Aus für Große Koalition
Gusenbauer gibt auf – Neuwahl in Österreich

Die Große Koalition in Österreich ist zerbrochen. Und auch der politisch angeschlagene Bundeskanzler Alfred Gusenbauer gibt auf. Er tritt bei den für Herbst geplanten Neuwahlen nicht mehr als Spitzenkandidat der SPÖ an.

HB WIEN. Das habe Gusenbauer am Montag im Parteipräsidium angekündigt, sagte Vorarlbergs SPÖ-Vorsitzender Michael Ritsch der Nachrichtenagentur APA. Der neue SPÖ-Chef Werner Faymann solle die Sozialdemokraten in die Neuwahl führen.

Gusenbauer werde dies in Kürze auf einer Pressekonferenz bekanntgeben und am Donnerstag dann dem Parteivorstand formell vorschlagen, Faymann zum Spitzenkandidaten zu machen, sagte Ritsch.

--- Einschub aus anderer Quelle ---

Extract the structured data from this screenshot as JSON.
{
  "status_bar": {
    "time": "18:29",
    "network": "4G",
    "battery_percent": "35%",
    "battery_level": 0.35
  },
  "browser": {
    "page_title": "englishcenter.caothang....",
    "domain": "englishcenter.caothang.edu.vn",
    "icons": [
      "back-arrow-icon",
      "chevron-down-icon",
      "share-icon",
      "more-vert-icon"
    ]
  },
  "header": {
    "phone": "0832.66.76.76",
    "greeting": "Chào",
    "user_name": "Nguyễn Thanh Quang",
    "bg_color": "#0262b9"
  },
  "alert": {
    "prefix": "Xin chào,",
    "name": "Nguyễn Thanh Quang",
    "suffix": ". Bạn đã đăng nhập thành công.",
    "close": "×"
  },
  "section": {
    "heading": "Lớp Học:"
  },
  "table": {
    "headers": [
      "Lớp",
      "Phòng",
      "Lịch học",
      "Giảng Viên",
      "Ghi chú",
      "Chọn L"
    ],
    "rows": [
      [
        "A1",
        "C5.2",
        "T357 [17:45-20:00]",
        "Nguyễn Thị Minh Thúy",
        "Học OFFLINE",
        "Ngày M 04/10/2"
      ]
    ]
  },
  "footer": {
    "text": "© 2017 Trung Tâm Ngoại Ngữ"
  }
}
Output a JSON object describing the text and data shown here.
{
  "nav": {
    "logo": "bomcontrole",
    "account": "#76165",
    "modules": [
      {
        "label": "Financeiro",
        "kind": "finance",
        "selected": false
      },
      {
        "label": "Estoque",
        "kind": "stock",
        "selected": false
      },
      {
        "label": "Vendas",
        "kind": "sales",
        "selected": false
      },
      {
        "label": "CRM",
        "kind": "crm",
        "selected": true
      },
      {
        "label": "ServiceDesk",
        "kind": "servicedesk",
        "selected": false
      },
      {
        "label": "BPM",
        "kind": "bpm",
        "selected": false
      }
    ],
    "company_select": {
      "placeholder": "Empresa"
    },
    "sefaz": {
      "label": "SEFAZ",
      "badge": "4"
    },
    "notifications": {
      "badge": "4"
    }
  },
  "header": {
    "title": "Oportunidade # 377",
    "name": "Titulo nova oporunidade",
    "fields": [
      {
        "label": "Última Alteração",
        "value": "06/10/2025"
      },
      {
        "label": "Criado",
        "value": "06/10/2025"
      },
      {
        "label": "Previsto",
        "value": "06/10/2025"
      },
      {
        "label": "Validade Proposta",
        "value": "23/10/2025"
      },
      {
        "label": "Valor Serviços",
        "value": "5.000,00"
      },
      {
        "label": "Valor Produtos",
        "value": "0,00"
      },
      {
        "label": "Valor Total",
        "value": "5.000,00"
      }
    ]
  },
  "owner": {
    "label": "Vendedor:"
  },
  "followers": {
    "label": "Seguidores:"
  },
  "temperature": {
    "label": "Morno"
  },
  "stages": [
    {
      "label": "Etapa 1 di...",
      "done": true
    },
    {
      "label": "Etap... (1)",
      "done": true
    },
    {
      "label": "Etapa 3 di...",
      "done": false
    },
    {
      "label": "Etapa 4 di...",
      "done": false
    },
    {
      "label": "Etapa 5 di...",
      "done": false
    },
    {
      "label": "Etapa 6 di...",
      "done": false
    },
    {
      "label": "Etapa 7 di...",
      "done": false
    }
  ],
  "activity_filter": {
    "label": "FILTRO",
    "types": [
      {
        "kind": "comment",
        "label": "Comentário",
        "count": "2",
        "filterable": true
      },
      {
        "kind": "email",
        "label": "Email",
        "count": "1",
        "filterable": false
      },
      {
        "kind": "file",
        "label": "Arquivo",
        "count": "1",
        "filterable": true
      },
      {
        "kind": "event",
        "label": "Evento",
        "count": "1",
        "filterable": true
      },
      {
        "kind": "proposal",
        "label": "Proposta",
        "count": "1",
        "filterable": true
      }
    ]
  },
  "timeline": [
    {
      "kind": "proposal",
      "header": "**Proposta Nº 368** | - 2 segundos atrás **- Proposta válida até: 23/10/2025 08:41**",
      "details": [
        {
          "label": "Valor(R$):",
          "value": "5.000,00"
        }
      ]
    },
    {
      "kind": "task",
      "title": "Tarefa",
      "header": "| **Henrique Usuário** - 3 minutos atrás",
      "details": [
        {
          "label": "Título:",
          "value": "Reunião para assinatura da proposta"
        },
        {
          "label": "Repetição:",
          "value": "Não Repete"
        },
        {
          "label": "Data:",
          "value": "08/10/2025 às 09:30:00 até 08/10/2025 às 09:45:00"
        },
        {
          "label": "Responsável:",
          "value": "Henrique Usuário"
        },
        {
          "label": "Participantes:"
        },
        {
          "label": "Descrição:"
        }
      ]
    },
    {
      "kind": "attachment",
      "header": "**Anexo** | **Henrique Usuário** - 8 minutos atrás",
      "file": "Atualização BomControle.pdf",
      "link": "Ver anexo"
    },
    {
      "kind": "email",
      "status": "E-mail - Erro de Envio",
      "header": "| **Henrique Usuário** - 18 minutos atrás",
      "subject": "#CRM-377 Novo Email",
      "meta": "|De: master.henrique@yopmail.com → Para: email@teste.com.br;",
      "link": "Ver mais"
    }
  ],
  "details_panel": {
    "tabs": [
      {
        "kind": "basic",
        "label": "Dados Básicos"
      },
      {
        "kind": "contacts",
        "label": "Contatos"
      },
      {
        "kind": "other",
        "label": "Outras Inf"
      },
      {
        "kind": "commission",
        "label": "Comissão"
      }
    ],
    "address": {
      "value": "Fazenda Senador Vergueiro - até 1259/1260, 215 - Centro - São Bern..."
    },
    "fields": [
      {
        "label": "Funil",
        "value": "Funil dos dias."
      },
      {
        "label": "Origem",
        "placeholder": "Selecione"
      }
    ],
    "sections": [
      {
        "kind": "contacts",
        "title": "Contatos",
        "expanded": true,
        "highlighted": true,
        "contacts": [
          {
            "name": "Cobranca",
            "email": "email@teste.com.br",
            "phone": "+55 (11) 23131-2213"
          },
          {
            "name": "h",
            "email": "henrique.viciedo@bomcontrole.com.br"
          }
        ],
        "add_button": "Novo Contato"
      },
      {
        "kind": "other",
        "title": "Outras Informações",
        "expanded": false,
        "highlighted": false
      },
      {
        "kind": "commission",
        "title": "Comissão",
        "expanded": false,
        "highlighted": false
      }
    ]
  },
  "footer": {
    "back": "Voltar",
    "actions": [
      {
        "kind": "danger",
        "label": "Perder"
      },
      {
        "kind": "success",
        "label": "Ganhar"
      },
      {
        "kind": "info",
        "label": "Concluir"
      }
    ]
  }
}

Als wahrscheinlichsten Wahltermin nannte er den 21. September.

Gusenbauer war nach 18 Monaten Kanzlerschaft auf dem absoluten Tiefpunkt seiner Popularität angelangt. Innerhalb der SPÖ hatten sich schon länger die Stimmen gemehrt, Gusenbauer vor Neuwahlen durch Faymann zu ersetzen.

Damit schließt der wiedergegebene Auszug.